Jeudi 17 août.—Bagnères-de-Bigorre. —Bigorre et sa somnolence heureuse de petite ville assoupie sous un éclatant ciel bleu; Bigorre et le jet d’eau jaseur de son jardin public aux beaux ombrages, ses rues étroites aux maisons closes, aux toits irréguliers et sa large allée abritée de platanes de ses fameux «Coustous», la promenade des oisifs attablés aux cafés et des naturels du pays échoués sur les bancs; Bigorre et l’Adour torrentueuse et bleue sur un lit de pierrailles, Bigorre et son cirque lumineux de montagnes indécises et grises de chaleur.
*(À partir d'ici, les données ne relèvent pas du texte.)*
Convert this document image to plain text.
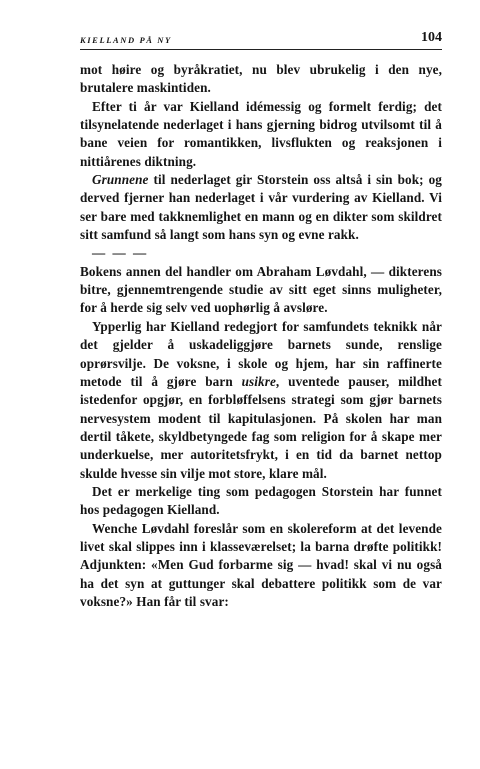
KIELLAND PÅ NY	104

mot høire og byråkratiet, nu blev ubrukelig i den nye, brutalere maskintiden.

Efter ti år var Kielland idémessig og formelt ferdig; det tilsynelatende nederlaget i hans gjerning bidrog utvilsomt til å bane veien for romantikken, livsflukten og reaksjonen i nittiårenes diktning.

Grunnene til nederlaget gir Storstein oss altså i sin bok; og derved fjerner han nederlaget i vår vurdering av Kielland. Vi ser bare med takknemlighet en mann og en dikter som skildret sitt samfund så langt som hans syn og evne rakk.

— — —

Bokens annen del handler om Abraham Løvdahl, — dikterens bitre, gjennemtrengende studie av sitt eget sinns muligheter, for å herde sig selv ved uophørlig å avsløre.

Ypperlig har Kielland redegjort for samfundets teknikk når det gjelder å uskadeliggjøre barnets sunde, renslige oprørsvilje. De voksne, i skole og hjem, har sin raffinerte metode til å gjøre barn usikre, uventede pauser, mildhet istedenfor opgjør, en forbløffelsens strategi som gjør barnets nervesystem modent til kapitulasjonen. På skolen har man dertil tåkete, skyldbetyngede fag som religion for å skape mer underkuelse, mer autoritetsfrykt, i en tid da barnet nettop skulde hvesse sin vilje mot store, klare mål.

Det er merkelige ting som pedagogen Storstein har funnet hos pedagogen Kielland.

Wenche Løvdahl foreslår som en skolereform at det levende livet skal slippes inn i klasseværelset; la barna drøfte politikk! Adjunkten: «Men Gud forbarme sig — hvad! skal vi nu også ha det syn at guttunger skal debattere politikk som de var voksne?» Han får til svar:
O petite ville de mon cœur, on a changé ta physionomie benoîte et provinciale, on a troublé ton reposant ensommeillement. Là aussi, l’Affaire, la terrible Affaire et le procès de Rennes ont partagé la population en deux camps, et aux Coustous, dans l’étonnante estampe du siècle dernier que forment toutes ces vieilles demeures à balcon de fer forgé apparues dans l’ombre verte des platanes, vous croyez peut-être que baigneurs et touristes, installés au frais, sont venus humer leur café en écoutant l’orchestre du Casino juché sur une estrade ornée de branches de pins, comme l’estrade de musique d’une gouache de Saint-Aubin? Non pas: tous et toutes y sont venus lire les nouvelles et dévorer les feuilles de Paris et de Bordeaux que vient d’apporter le dernier train.
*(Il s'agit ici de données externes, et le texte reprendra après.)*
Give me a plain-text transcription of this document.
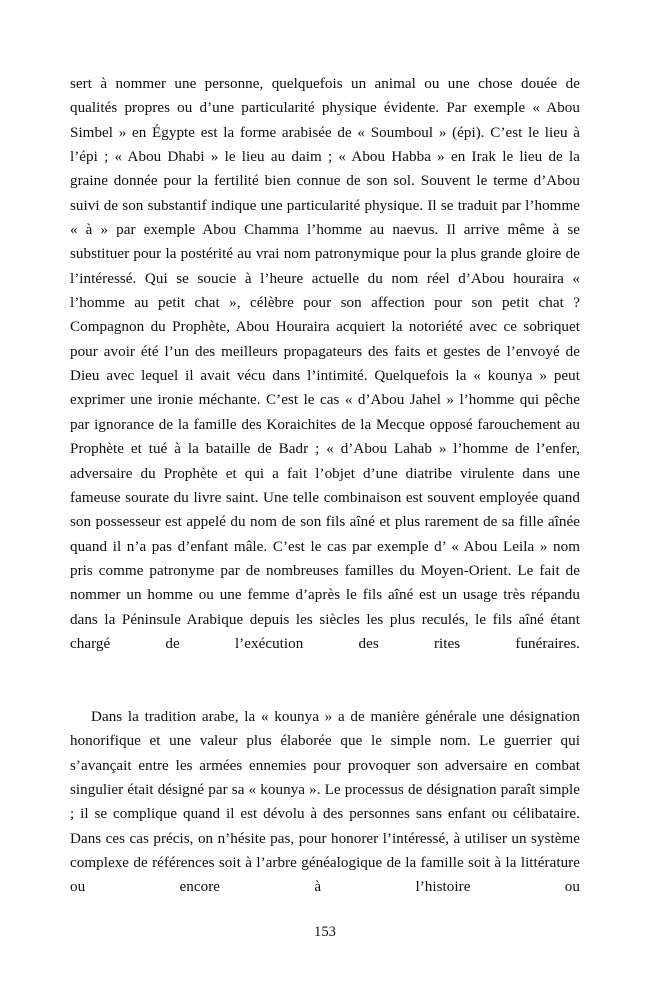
sert à nommer une personne, quelquefois un animal ou une chose douée de qualités propres ou d’une particularité physique évidente. Par exemple « Abou Simbel » en Égypte est la forme arabisée de « Soumboul » (épi). C’est le lieu à l’épi ; « Abou Dhabi » le lieu au daim ; « Abou Habba » en Irak le lieu de la graine donnée pour la fertilité bien connue de son sol. Souvent le terme d’Abou suivi de son substantif indique une particularité physique. Il se traduit par l’homme « à » par exemple Abou Chamma l’homme au naevus. Il arrive même à se substituer pour la postérité au vrai nom patronymique pour la plus grande gloire de l’intéressé. Qui se soucie à l’heure actuelle du nom réel d’Abou houraira « l’homme au petit chat », célèbre pour son affection pour son petit chat ? Compagnon du Prophète, Abou Houraira acquiert la notoriété avec ce sobriquet pour avoir été l’un des meilleurs propagateurs des faits et gestes de l’envoyé de Dieu avec lequel il avait vécu dans l’intimité. Quelquefois la « kounya » peut exprimer une ironie méchante. C’est le cas « d’Abou Jahel » l’homme qui pêche par ignorance de la famille des Koraichites de la Mecque opposé farouchement au Prophète et tué à la bataille de Badr ; « d’Abou Lahab » l’homme de l’enfer, adversaire du Prophète et qui a fait l’objet d’une diatribe virulente dans une fameuse sourate du livre saint. Une telle combinaison est souvent employée quand son possesseur est appelé du nom de son fils aîné et plus rarement de sa fille aînée quand il n’a pas d’enfant mâle. C’est le cas par exemple d’ « Abou Leila » nom pris comme patronyme par de nombreuses familles du Moyen-Orient. Le fait de nommer un homme ou une femme d’après le fils aîné est un usage très répandu dans la Péninsule Arabique depuis les siècles les plus reculés, le fils aîné étant chargé de l’exécution des rites funéraires.

Dans la tradition arabe, la « kounya » a de manière générale une désignation honorifique et une valeur plus élaborée que le simple nom. Le guerrier qui s’avançait entre les armées ennemies pour provoquer son adversaire en combat singulier était désigné par sa « kounya ». Le processus de désignation paraît simple ; il se complique quand il est dévolu à des personnes sans enfant ou célibataire. Dans ces cas précis, on n’hésite pas, pour honorer l’intéressé, à utiliser un système complexe de références soit à l’arbre généalogique de la famille soit à la littérature ou encore à l’histoire ou

153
Les camelots inondent aussi la ville: «Demandez le Journal, l’article de Barrès; l’article de Judet. Qui veut le Petit Journal, l’Aurore, la Libre Parole, le Gaulois, la Petite Gironde, le Petit Parisien?» Les crieurs font prime, vont de table en table; chaque groupe commente les nouvelles, discute les événements, se roule des regards torves; on se mesure de l’œil, on affiche, on étale hostilement la feuille que l’on lit; chaque attitude est un défi, il y a une provocation dans le geste avec lequel on déplie son journal. Tout ce monde de flâneurs est près d’en venir aux mains. L’attentat Labori a déchaîné toutes les haines; le Comité du Salut public siège en permanence; Sébastien Faure dénonce et la milice arrête... L’Affaire nous aura fait reculer d’un siècle; nous sommes en 93.
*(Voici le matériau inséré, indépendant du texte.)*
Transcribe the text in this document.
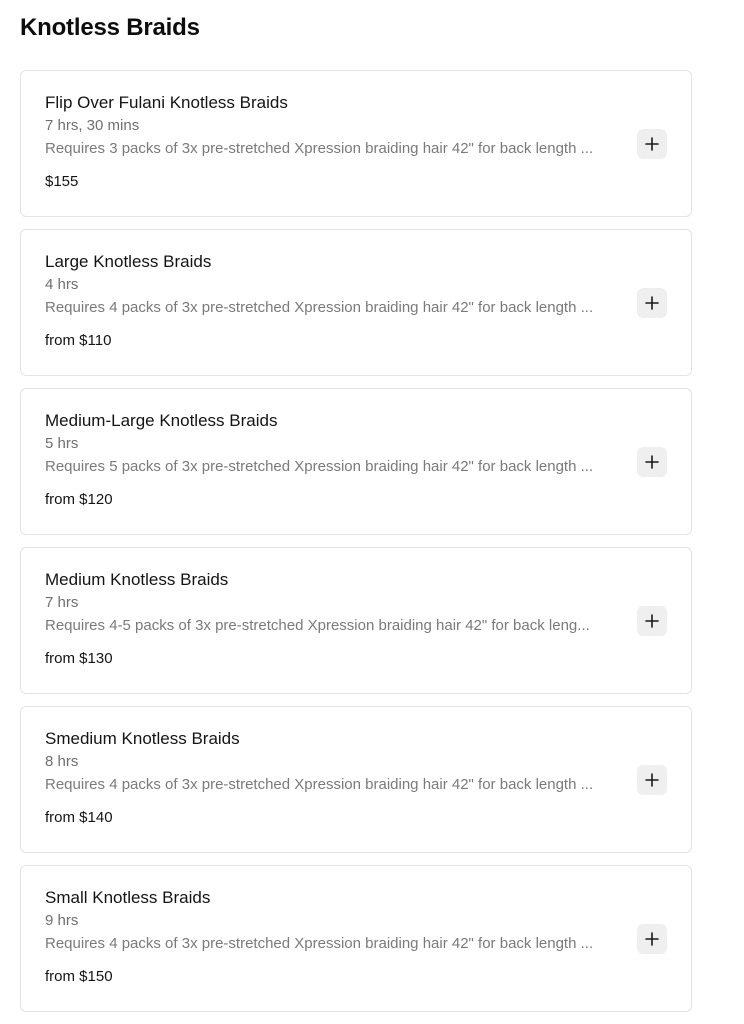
Knotless Braids
Flip Over Fulani Knotless Braids
7 hrs, 30 mins
Requires 3 packs of 3x pre-stretched Xpression braiding hair 42" for back length ...
$155
Large Knotless Braids
4 hrs
Requires 4 packs of 3x pre-stretched Xpression braiding hair 42" for back length ...
from $110
Medium-Large Knotless Braids
5 hrs
Requires 5 packs of 3x pre-stretched Xpression braiding hair 42" for back length ...
from $120
Medium Knotless Braids
7 hrs
Requires 4-5 packs of 3x pre-stretched Xpression braiding hair 42" for back leng...
from $130
Smedium Knotless Braids
8 hrs
Requires 4 packs of 3x pre-stretched Xpression braiding hair 42" for back length ...
from $140
Small Knotless Braids
9 hrs
Requires 4 packs of 3x pre-stretched Xpression braiding hair 42" for back length ...
from $150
Mercredi 23 août.—Bigorre. —Une lettre de Paris... Croquis d’émeute: —«Vous êtes loin des muffes, vous! Mais, ce qui me console, c’est, qu’en ce moment, ils sont en train de se casser soigneusement les mâchoires. J’ai revu Gavroche, pas plus tard que dimanche dernier, au plus beau de l’émeute: un gosse qui, grimpé sur le dos d’un agent et accroché à son cou par le bras gauche, lui pilait du poing droit dans le nez et les yeux. Et le petit était preste et rageur; il devait se venger de tous les horions que lui avait octroyés l’autorité.